Impact evaluation is the systematic identification of the effects positive or negative,
intended or not on individual households, institutions, and the environment caused by
a given development activity such as a program or project. It is a type of evaluation
which has received increasing attention in recent years. It is an important component of
the armory of evaluation tools and approaches, albeit only one among a number. The
purpose of this note is to provide an overview of impact evaluation, particularly of the
more rigorous methods of impact evaluation. Lastly, its relevance to the work of the
Independent Evaluation Group (IEG) is considered, and IEG ’s planned workplan in
this area is then presented.
Role of IEG IEG is an independent unit within the World Bank, and it reports directly to the Bank's
Board of Executive Directors. IEG assesses what works, and what does not; how a
borrower plans to run and maintain a project; and the lasting contribution of the Bank to a
country's overall development. The goals of evaluation are to learn from experience, to
provide an objective basis for assessing the results of the Bank's work, and to provide
accountability in the achievement of its objectives. It also improves Bank work by
identifying and disseminating the lessons learned from experience and by framing
recommendations drawn from evaluation findings.
The World Bank’s operational staff conducts separate, self-evaluations of the Bank’s
projects as soon as the project is completed; currently, about 270 new projects are
completed each year. These self-evaluations are then assessed independently by IEG staff, using a rapid review approach based on standardized criteria.1 IEG ’s evaluation
approach is termed objectives-based evaluation, focusing on whether a project’s actual
outcomes are likely to achieve its stated objectives.
The specific criteria include:
• The relevance of the project’s objectives in relation to country needs and
institutional priorities;
• Its efficacy ― the extent to which its development objectives have been (or are
expected to be) achieved;
• Its efficiency ― the extent to which its objectives have been (or are expected to be)

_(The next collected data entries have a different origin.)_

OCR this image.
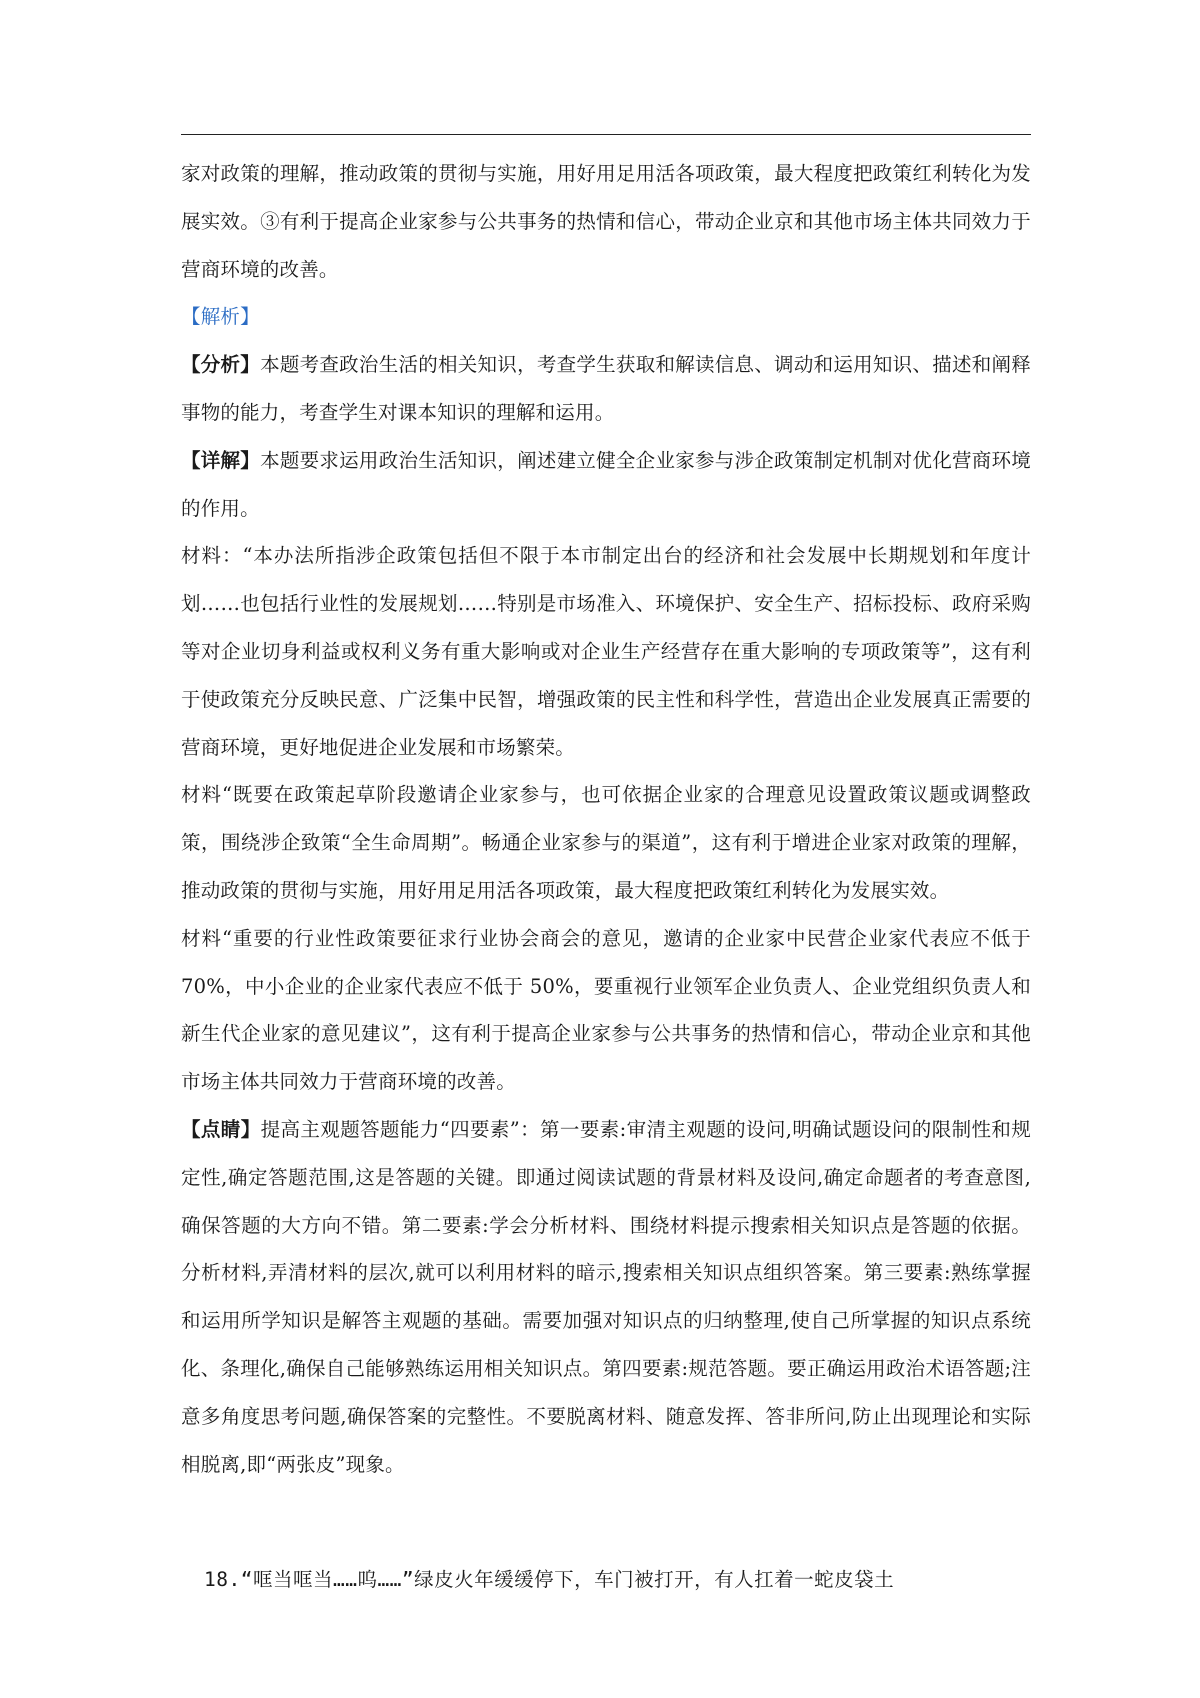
家对政策的理解，推动政策的贯彻与实施，用好用足用活各项政策，最大程度把政策红利转化为发展实效。③有利于提高企业家参与公共事务的热情和信心，带动企业京和其他市场主体共同效力于营商环境的改善。

【解析】

【分析】本题考查政治生活的相关知识，考查学生获取和解读信息、调动和运用知识、描述和阐释事物的能力，考查学生对课本知识的理解和运用。

【详解】本题要求运用政治生活知识，阐述建立健全企业家参与涉企政策制定机制对优化营商环境的作用。

材料：“本办法所指涉企政策包括但不限于本市制定出台的经济和社会发展中长期规划和年度计划……也包括行业性的发展规划……特别是市场准入、环境保护、安全生产、招标投标、政府采购等对企业切身利益或权利义务有重大影响或对企业生产经营存在重大影响的专项政策等”，这有利于使政策充分反映民意、广泛集中民智，增强政策的民主性和科学性，营造出企业发展真正需要的营商环境，更好地促进企业发展和市场繁荣。

材料“既要在政策起草阶段邀请企业家参与，也可依据企业家的合理意见设置政策议题或调整政策，围绕涉企致策“全生命周期”。畅通企业家参与的渠道”，这有利于增进企业家对政策的理解，推动政策的贯彻与实施，用好用足用活各项政策，最大程度把政策红利转化为发展实效。

材料“重要的行业性政策要征求行业协会商会的意见，邀请的企业家中民营企业家代表应不低于 70%，中小企业的企业家代表应不低于 50%，要重视行业领军企业负责人、企业党组织负责人和新生代企业家的意见建议”，这有利于提高企业家参与公共事务的热情和信心，带动企业京和其他市场主体共同效力于营商环境的改善。

【点睛】提高主观题答题能力“四要素”：第一要素:审清主观题的设问,明确试题设问的限制性和规定性,确定答题范围,这是答题的关键。即通过阅读试题的背景材料及设问,确定命题者的考查意图,确保答题的大方向不错。第二要素:学会分析材料、围绕材料提示搜索相关知识点是答题的依据。分析材料,弄清材料的层次,就可以利用材料的暗示,搜索相关知识点组织答案。第三要素:熟练掌握和运用所学知识是解答主观题的基础。需要加强对知识点的归纳整理,使自己所掌握的知识点系统化、条理化,确保自己能够熟练运用相关知识点。第四要素:规范答题。要正确运用政治术语答题;注意多角度思考问题,确保答案的完整性。不要脱离材料、随意发挥、答非所问,防止出现理论和实际相脱离,即“两张皮”现象。

18.“哐当哐当……呜……”绿皮火年缓缓停下，车门被打开，有人扛着一蛇皮袋土
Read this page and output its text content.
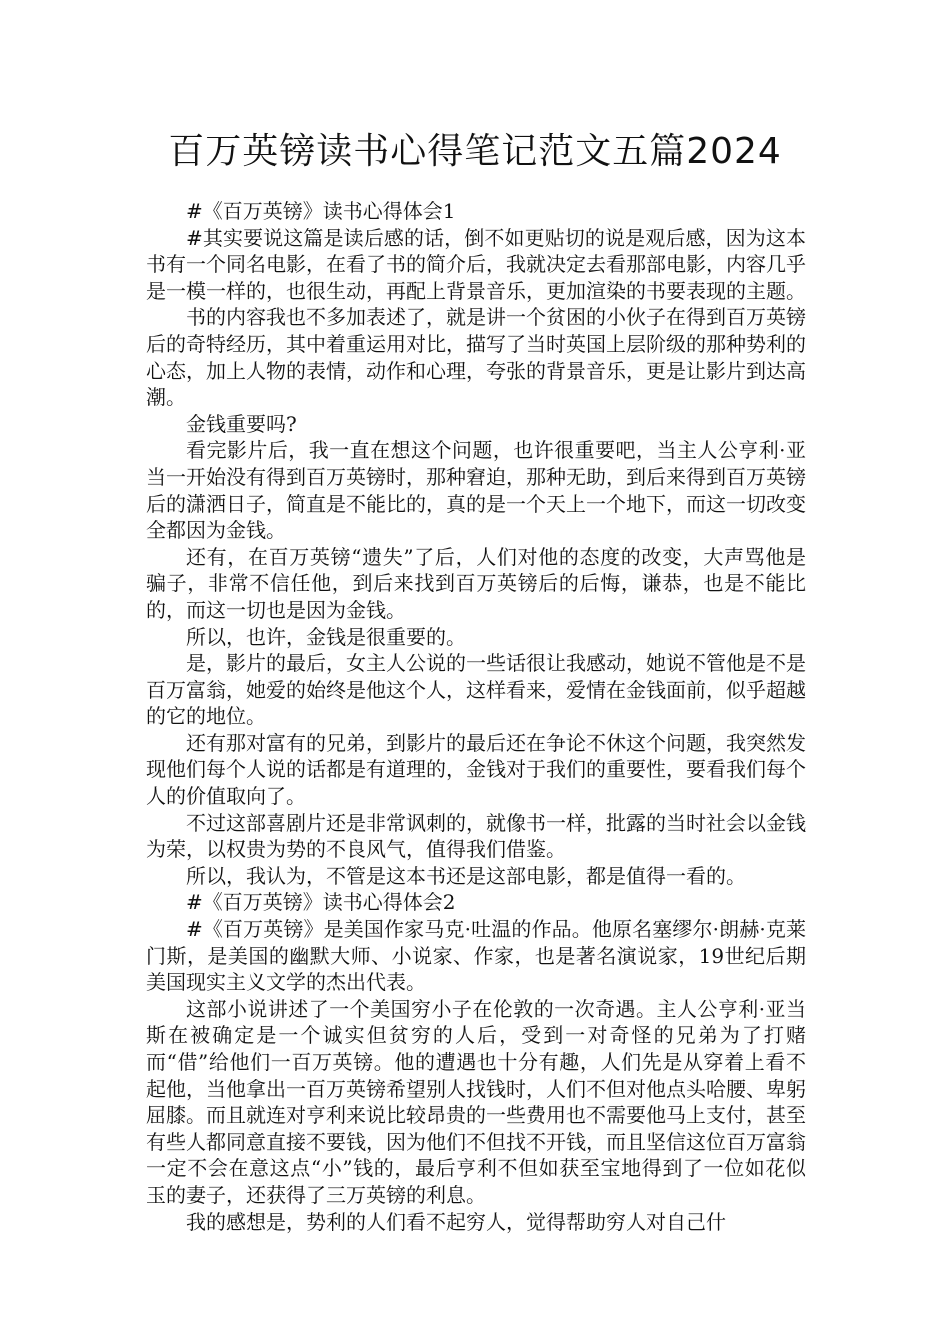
百万英镑读书心得笔记范文五篇2024

#《百万英镑》读书心得体会1

#其实要说这篇是读后感的话，倒不如更贴切的说是观后感，因为这本书有一个同名电影，在看了书的简介后，我就决定去看那部电影，内容几乎是一模一样的，也很生动，再配上背景音乐，更加渲染的书要表现的主题。

书的内容我也不多加表述了，就是讲一个贫困的小伙子在得到百万英镑后的奇特经历，其中着重运用对比，描写了当时英国上层阶级的那种势利的心态，加上人物的表情，动作和心理，夸张的背景音乐，更是让影片到达高潮。

金钱重要吗?

看完影片后，我一直在想这个问题，也许很重要吧，当主人公亨利·亚当一开始没有得到百万英镑时，那种窘迫，那种无助，到后来得到百万英镑后的潇洒日子，简直是不能比的，真的是一个天上一个地下，而这一切改变全都因为金钱。

还有，在百万英镑“遗失”了后，人们对他的态度的改变，大声骂他是骗子，非常不信任他，到后来找到百万英镑后的后悔，谦恭，也是不能比的，而这一切也是因为金钱。

所以，也许，金钱是很重要的。

是，影片的最后，女主人公说的一些话很让我感动，她说不管他是不是百万富翁，她爱的始终是他这个人，这样看来，爱情在金钱面前，似乎超越的它的地位。

还有那对富有的兄弟，到影片的最后还在争论不休这个问题，我突然发现他们每个人说的话都是有道理的，金钱对于我们的重要性，要看我们每个人的价值取向了。

不过这部喜剧片还是非常讽刺的，就像书一样，批露的当时社会以金钱为荣，以权贵为势的不良风气，值得我们借鉴。

所以，我认为，不管是这本书还是这部电影，都是值得一看的。

#《百万英镑》读书心得体会2

#《百万英镑》是美国作家马克·吐温的作品。他原名塞缪尔·朗赫·克莱门斯，是美国的幽默大师、小说家、作家，也是著名演说家，19世纪后期美国现实主义文学的杰出代表。

这部小说讲述了一个美国穷小子在伦敦的一次奇遇。主人公亨利·亚当斯在被确定是一个诚实但贫穷的人后，受到一对奇怪的兄弟为了打赌而“借”给他们一百万英镑。他的遭遇也十分有趣，人们先是从穿着上看不起他，当他拿出一百万英镑希望别人找钱时，人们不但对他点头哈腰、卑躬屈膝。而且就连对亨利来说比较昂贵的一些费用也不需要他马上支付，甚至有些人都同意直接不要钱，因为他们不但找不开钱，而且坚信这位百万富翁一定不会在意这点“小”钱的，最后亨利不但如获至宝地得到了一位如花似玉的妻子，还获得了三万英镑的利息。

我的感想是，势利的人们看不起穷人，觉得帮助穷人对自己什
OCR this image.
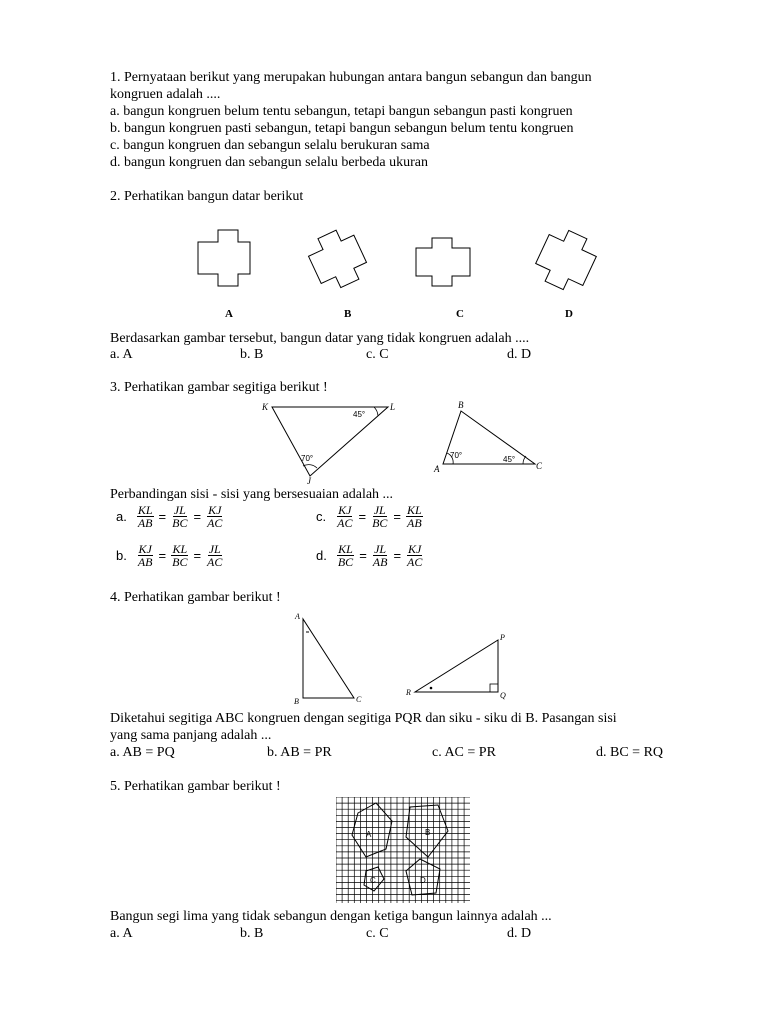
1. Pernyataan berikut yang merupakan hubungan antara bangun sebangun dan bangun
kongruen adalah ....
a. bangun kongruen belum tentu sebangun, tetapi bangun sebangun pasti kongruen
b. bangun kongruen pasti sebangun, tetapi bangun sebangun belum tentu kongruen
c. bangun kongruen dan sebangun selalu berukuran sama
d. bangun kongruen dan sebangun selalu berbeda ukuran
2. Perhatikan bangun datar berikut
A	B	C	D
Berdasarkan gambar tersebut, bangun datar yang tidak kongruen adalah ....
a. A	b. B	c. C	d. D
3. Perhatikan gambar segitiga berikut !
K	L
J
45°
70°
A
B
C
70°	45°
Perbandingan sisi - sisi yang bersesuaian adalah ...
a. $\frac{KL}{AB} = \frac{JL}{BC} = \frac{KJ}{AC}$	c. $\frac{KJ}{AC} = \frac{JL}{BC} = \frac{KL}{AB}$
b. $\frac{KJ}{AB} = \frac{KL}{BC} = \frac{JL}{AC}$	d. $\frac{KL}{BC} = \frac{JL}{AB} = \frac{KJ}{AC}$
4. Perhatikan gambar berikut !
A
B	C
P
Q
R
Diketahui segitiga ABC kongruen dengan segitiga PQR dan siku - siku di B. Pasangan sisi
yang sama panjang adalah ...
a. AB = PQ	b. AB = PR	c. AC = PR	d. BC = RQ
5. Perhatikan gambar berikut !
A	B
C	D
Bangun segi lima yang tidak sebangun dengan ketiga bangun lainnya adalah ...
a. A	b. B	c. C	d. D
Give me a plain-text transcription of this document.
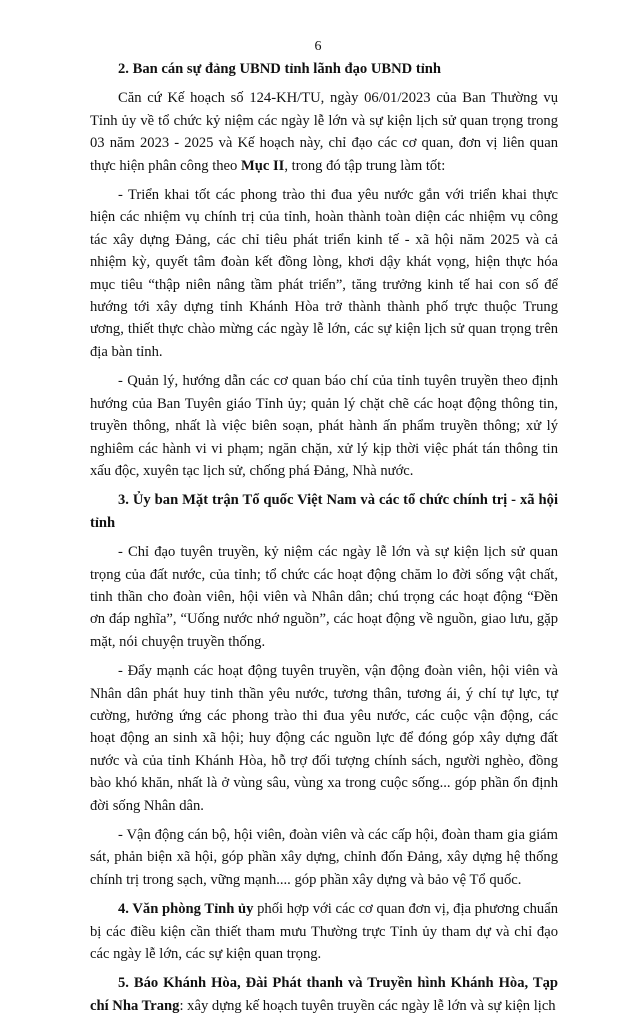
6

2. Ban cán sự đảng UBND tỉnh lãnh đạo UBND tỉnh

Căn cứ Kế hoạch số 124-KH/TU, ngày 06/01/2023 của Ban Thường vụ Tỉnh ủy về tổ chức kỷ niệm các ngày lễ lớn và sự kiện lịch sử quan trọng trong 03 năm 2023 - 2025 và Kế hoạch này, chỉ đạo các cơ quan, đơn vị liên quan thực hiện phân công theo Mục II, trong đó tập trung làm tốt:

- Triển khai tốt các phong trào thi đua yêu nước gắn với triển khai thực hiện các nhiệm vụ chính trị của tỉnh, hoàn thành toàn diện các nhiệm vụ công tác xây dựng Đảng, các chỉ tiêu phát triển kinh tế - xã hội năm 2025 và cả nhiệm kỳ, quyết tâm đoàn kết đồng lòng, khơi dậy khát vọng, hiện thực hóa mục tiêu “thập niên nâng tầm phát triển”, tăng trưởng kinh tế hai con số để hướng tới xây dựng tỉnh Khánh Hòa trở thành thành phố trực thuộc Trung ương, thiết thực chào mừng các ngày lễ lớn, các sự kiện lịch sử quan trọng trên địa bàn tỉnh.

- Quản lý, hướng dẫn các cơ quan báo chí của tỉnh tuyên truyền theo định hướng của Ban Tuyên giáo Tỉnh ủy; quản lý chặt chẽ các hoạt động thông tin, truyền thông, nhất là việc biên soạn, phát hành ấn phẩm truyền thông; xử lý nghiêm các hành vi vi phạm; ngăn chặn, xử lý kịp thời việc phát tán thông tin xấu độc, xuyên tạc lịch sử, chống phá Đảng, Nhà nước.

3. Ủy ban Mặt trận Tổ quốc Việt Nam và các tổ chức chính trị - xã hội tỉnh

- Chỉ đạo tuyên truyền, kỷ niệm các ngày lễ lớn và sự kiện lịch sử quan trọng của đất nước, của tỉnh; tổ chức các hoạt động chăm lo đời sống vật chất, tinh thần cho đoàn viên, hội viên và Nhân dân; chú trọng các hoạt động “Đền ơn đáp nghĩa”, “Uống nước nhớ nguồn”, các hoạt động về nguồn, giao lưu, gặp mặt, nói chuyện truyền thống.

- Đẩy mạnh các hoạt động tuyên truyền, vận động đoàn viên, hội viên và Nhân dân phát huy tinh thần yêu nước, tương thân, tương ái, ý chí tự lực, tự cường, hưởng ứng các phong trào thi đua yêu nước, các cuộc vận động, các hoạt động an sinh xã hội; huy động các nguồn lực để đóng góp xây dựng đất nước và của tỉnh Khánh Hòa, hỗ trợ đối tượng chính sách, người nghèo, đồng bào khó khăn, nhất là ở vùng sâu, vùng xa trong cuộc sống... góp phần ổn định đời sống Nhân dân.

- Vận động cán bộ, hội viên, đoàn viên và các cấp hội, đoàn tham gia giám sát, phản biện xã hội, góp phần xây dựng, chỉnh đốn Đảng, xây dựng hệ thống chính trị trong sạch, vững mạnh.... góp phần xây dựng và bảo vệ Tổ quốc.

4. Văn phòng Tỉnh ủy phối hợp với các cơ quan đơn vị, địa phương chuẩn bị các điều kiện cần thiết tham mưu Thường trực Tỉnh ủy tham dự và chỉ đạo các ngày lễ lớn, các sự kiện quan trọng.

5. Báo Khánh Hòa, Đài Phát thanh và Truyền hình Khánh Hòa, Tạp chí Nha Trang: xây dựng kế hoạch tuyên truyền các ngày lễ lớn và sự kiện lịch
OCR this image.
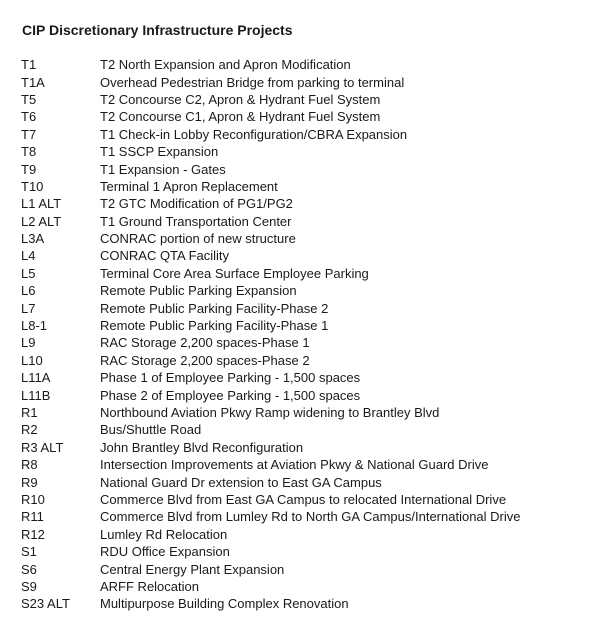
CIP Discretionary Infrastructure Projects
T1	T2 North Expansion and Apron Modification
T1A	Overhead Pedestrian Bridge from parking to terminal
T5	T2 Concourse C2, Apron & Hydrant Fuel System
T6	T2 Concourse C1, Apron & Hydrant Fuel System
T7	T1 Check-in Lobby Reconfiguration/CBRA Expansion
T8	T1 SSCP Expansion
T9	T1 Expansion - Gates
T10	Terminal 1 Apron Replacement
L1 ALT	T2 GTC Modification of PG1/PG2
L2 ALT	T1 Ground Transportation Center
L3A	CONRAC portion of new structure
L4	CONRAC QTA Facility
L5	Terminal Core Area Surface Employee Parking
L6	Remote Public Parking Expansion
L7	Remote Public Parking Facility-Phase 2
L8-1	Remote Public Parking Facility-Phase 1
L9	RAC Storage 2,200 spaces-Phase 1
L10	RAC Storage 2,200 spaces-Phase 2
L11A	Phase 1 of Employee Parking - 1,500 spaces
L11B	Phase 2 of Employee Parking - 1,500 spaces
R1	Northbound Aviation Pkwy Ramp widening to Brantley Blvd
R2	Bus/Shuttle Road
R3 ALT	John Brantley Blvd Reconfiguration
R8	Intersection Improvements at Aviation Pkwy & National Guard Drive
R9	National Guard Dr extension to East GA Campus
R10	Commerce Blvd from East GA Campus to relocated International Drive
R11	Commerce Blvd from Lumley Rd to North GA Campus/International Drive
R12	Lumley Rd Relocation
S1	RDU Office Expansion
S6	Central Energy Plant Expansion
S9	ARFF Relocation
S23 ALT	Multipurpose Building Complex Renovation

achieved without using more resources than necessary;
• The sustainability of the project ― the likelihood that its estimated net benefits will
be maintained or exceeded over the life of the project;
• The institutional development impact ― the extent to which the project improves
the ability of a country to make better use of its resources; and
• The performance of the Bank and the borrower, focusing on how good a job each
partner has done at each stage of the project cycle.